The role of consistency is particularly important when considering whether to use a content management system for your site. You should have a really compelling business reason to use a bespoke, custom-coded website. Search engine algorithms already recognize the site information architecture patterns of popular CMS platforms and
website builders, which makes it easier to get indexed out-of-the-box.
How Search Engines Judge Quality
The advice for getting your indexed pages ranking well in search engines often focuses on providing quality content, but how exactly do search engines algorithmically judge quality as they crawl a website? Here are some pointers:
- Write original content
- Don’t stuff keywords into pages
- Avoid publishing machine-generated content
Understand that each page matters. If you have a website that is 20 percent great content and 80 percent junk or spun content, the site will ultimately be flagged as low quality and it’ll be very hard to rank well with any page. This brings the discussion full circle to the customer analogy—if you provide customers with low-quality products most of the time and high quality for a small fraction of the time, they won’t return to do business with you.
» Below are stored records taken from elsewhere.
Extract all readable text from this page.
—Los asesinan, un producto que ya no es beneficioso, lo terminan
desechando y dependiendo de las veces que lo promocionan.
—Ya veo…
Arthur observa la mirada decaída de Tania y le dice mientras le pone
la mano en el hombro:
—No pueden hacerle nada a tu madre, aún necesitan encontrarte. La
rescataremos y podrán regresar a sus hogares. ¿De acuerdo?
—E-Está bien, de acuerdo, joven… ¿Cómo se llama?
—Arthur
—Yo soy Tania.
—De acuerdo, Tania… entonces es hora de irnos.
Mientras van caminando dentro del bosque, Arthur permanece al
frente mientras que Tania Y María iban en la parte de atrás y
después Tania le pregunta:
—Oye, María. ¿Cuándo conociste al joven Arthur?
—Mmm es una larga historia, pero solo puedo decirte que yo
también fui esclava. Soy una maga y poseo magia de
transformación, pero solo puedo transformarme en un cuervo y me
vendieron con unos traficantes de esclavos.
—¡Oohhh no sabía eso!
The Future of Crawling and Indexing
Over the next 5-10 years, search engines are likely to get far better at supervised and semi-supervised machine learning techniques and more accurate at content extraction through natural language processing techniques. Websites will play a more prominent role in helping search engines crawl and index content through API-driven integrations.
Ultimately, search engines will aim to become more efficient at crawling and indexing web pages as the web continues to grow exponentially. For website owners, having a solid information architecture and publishing original, high-quality content will only become more important to get crawled and indexed amongst the mass of new content published each day.